NOTE: The above dataset_split.py script file creates two NumPy zip files namely, train.npz and the test.npz dataset files and places them within the "workspace/breakhis/ml-context/" folder. This particular example selects image samples specifically from the "40X" category of all the different types of tumors. The script file can be further modified as per the requirement of the user to select various images to be a part of the training process.
- On both host-1 and host-2, copy Swarm Learning wheel file inside build context and build Docker image for ML that contains environment to run Swarm training of user models.
cp -L lib/swarmlearning-client-py3-none-manylinux_2_24_x86_64.whl workspace/breakhis/ml-context/
docker build -t user-ml-env-tf2.7.0 workspace/breakhis/ml-context
You may need to specify the correct https_proxy for the docker build if you are behind a firewall. For eg,
docker build -t user-ml-env-tf2.7.0 --build-arg https_proxy=http://<your-proxy-server-ip>:<port> workspace/breakhis/ml-context
- On host-1, Run Swarm Network node (sentinel node)

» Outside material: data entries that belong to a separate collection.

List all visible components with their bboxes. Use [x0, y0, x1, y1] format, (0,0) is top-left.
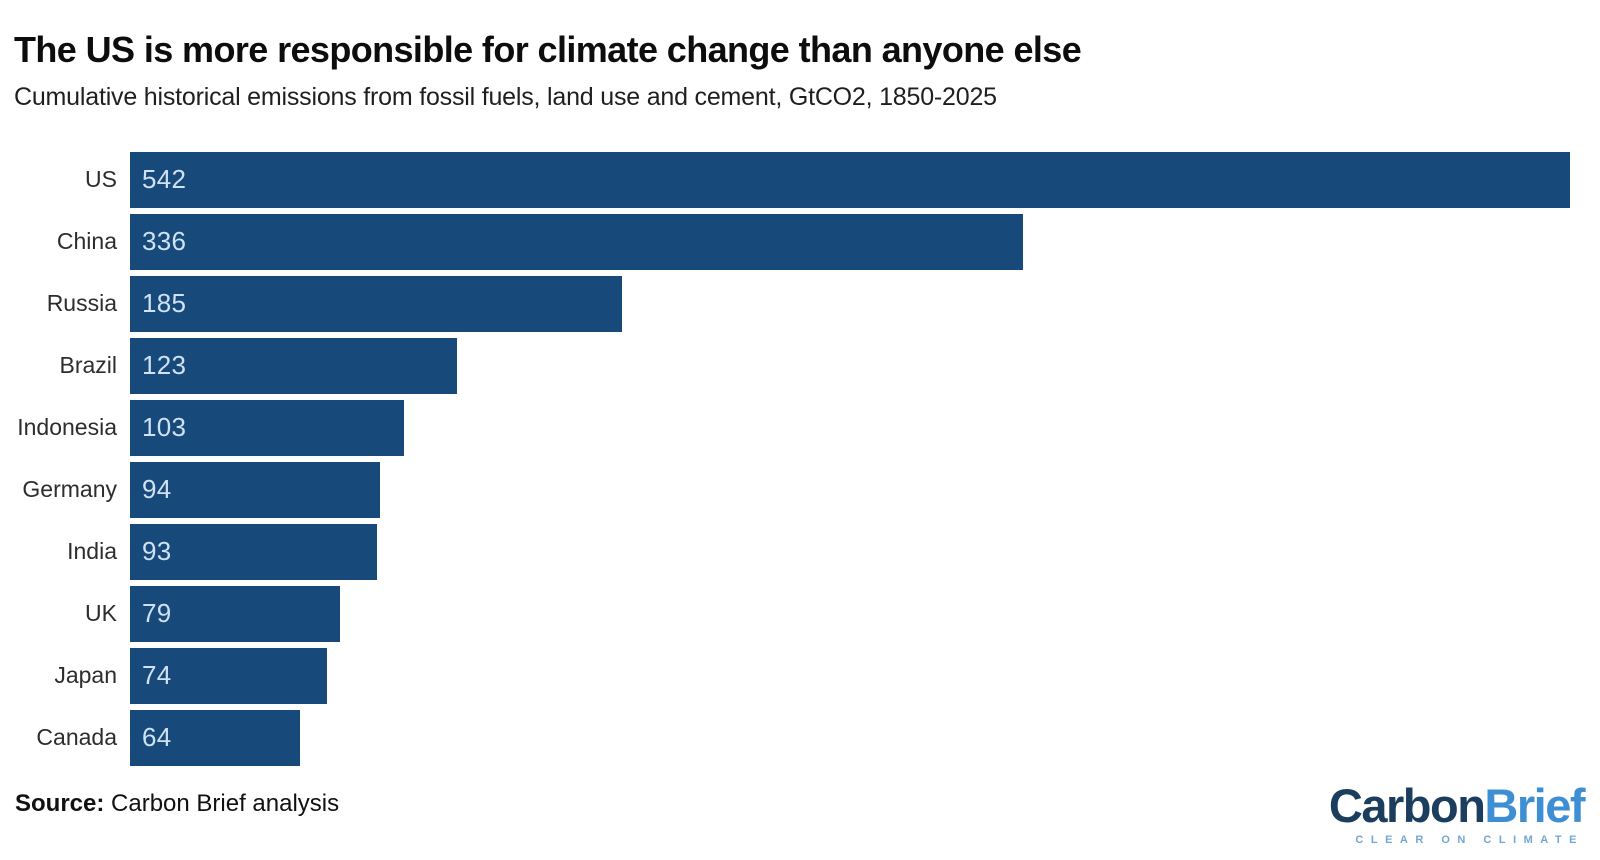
value-label: 74: [142, 660, 172, 691]
bar-row: UK 79: [0, 585, 1600, 642]
category-label: Canada: [36, 724, 117, 751]
value-label: 123: [142, 350, 187, 381]
source-label: Source:: [15, 789, 105, 817]
bar: 542: [130, 151, 1570, 208]
value-label: 336: [142, 226, 187, 257]
carbonbrief-logo: CarbonBrief CLEAR ON CLIMATE: [1325, 779, 1586, 846]
carbonbrief-logo-wordmark: CarbonBrief: [1325, 779, 1586, 832]
category-label: Germany: [22, 476, 117, 503]
chart-subtitle: Cumulative historical emissions from fos…: [14, 82, 997, 111]
value-label: 64: [142, 722, 172, 753]
bar-row: Indonesia 103: [0, 399, 1600, 456]
logo-tagline: CLEAR ON CLIMATE: [1355, 834, 1584, 846]
category-label: India: [67, 538, 117, 565]
bar: 103: [130, 399, 404, 456]
value-label: 103: [142, 412, 187, 443]
bar: 64: [130, 709, 300, 766]
category-label: Russia: [46, 290, 117, 317]
source-note: Source: Carbon Brief analysis: [15, 790, 1600, 818]
bar-row: Russia 185: [0, 275, 1600, 332]
bar-rows: US 542 China 336 Russia 185 Brazil 123 Indonesia…: [0, 151, 1600, 766]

./scripts/bin/run-sn -d --rm --name=sn1 --host-ip=172.1.1.1 \
--sentinel --sn-api-port=30304 --key=workspace/breakhis/cert/sn-1-key.pem \
--cert=workspace/breakhis/cert/sn-1-cert.pem \
--capath=workspace/breakhis/cert/ca/capath --apls-ip=172.1.1.1
Use the Docker logs command to monitor this Sentinel SN node and wait for the node to finish initializing. The Sentinel node is ready when these messages appear in the log output:
swarm.blCnt : INFO : Starting SWARM-API-SERVER on port: 30304
- On host-1, run Swarm Learning node and Machine Learning node (as a side-car): Set the proxy server as appropriate.
./scripts/bin/run-sl --name=sl1 --host-ip=172.1.1.1 \
--sn-ip=172.1.1.1 --sn-api-port=30304 --sl-fs-port=16000 \
--key=workspace/breakhis/cert/sl-1-key.pem \
--cert=workspace/breakhis/cert/sl-1-cert.pem \
--capath=workspace/breakhis/cert/ca/capath \
--ml-image=user-ml-env-tf2.7.0 --ml-name=ml1 \
--ml-w=/tmp/test --ml-entrypoint=python3 --ml-cmd=model/breakhis.py \
--ml-v=workspace/breakhis/model:/tmp/test/model \
--ml-e MODEL_DIR=model \
--ml-e MAX_EPOCHS=1 --ml-e MIN_PEERS=2 \
--ml-e https_proxy=http://<your-proxy-server-ip>:<port-number> \
--apls-ip=172.1.1.1
- On host-2, run Swarm Learning node and Machine Learning node (as a side-car): Set the proxy server as appropriate.
./scripts/bin/run-sl --name=sl2 --host-ip=172.2.2.2 \
--sn-ip=172.1.1.1 --sn-api-port=30304 \
--sl-fs-port=17000 --key=workspace/breakhis/cert/sl-2-key.pem \
--cert=workspace/breakhis/cert/sl-2-cert.pem \
--capath=workspace/breakhis/cert/ca/capath \
--ml-image=user-ml-env-tf2.7.0 --ml-name=ml2 \
--ml-w=/tmp/test --ml-entrypoint=python3 --ml-cmd=model/breakhis.py \
--ml-v=workspace/breakhis/model:/tmp/test/model \
--ml-e MODEL_DIR=model \
--ml-e MAX_EPOCHS=1 --ml-e MIN_PEERS=2 \
--ml-e https_proxy=http://<your-proxy-server-ip>:<port-number> \
--apls-ip=172.1.1.1
- On both host-1 and host-2, Two node of Swarm training are started. User can monitor the Docker logs of ML nodes (ML1 and ML2 containers) for Swarm training on both host-1 and host-2. Training ends with the following log message:
SwarmCallback : INFO : Saved the trained model - model/saved_models/breakhis.h5
Final Swarm model is saved inside the model directory that is workspace/breakhis/model/saved_models
directory on both the hosts. SL and ML nodes exit but it is not removed after the Swarm training.
- On both host-1 and host-2, To clean up, run the
scripts/bin/stop-swarm
script on all the systems to stop and remove the container nodes of the previous run. If required, backup the container logs and delete the workspace directory.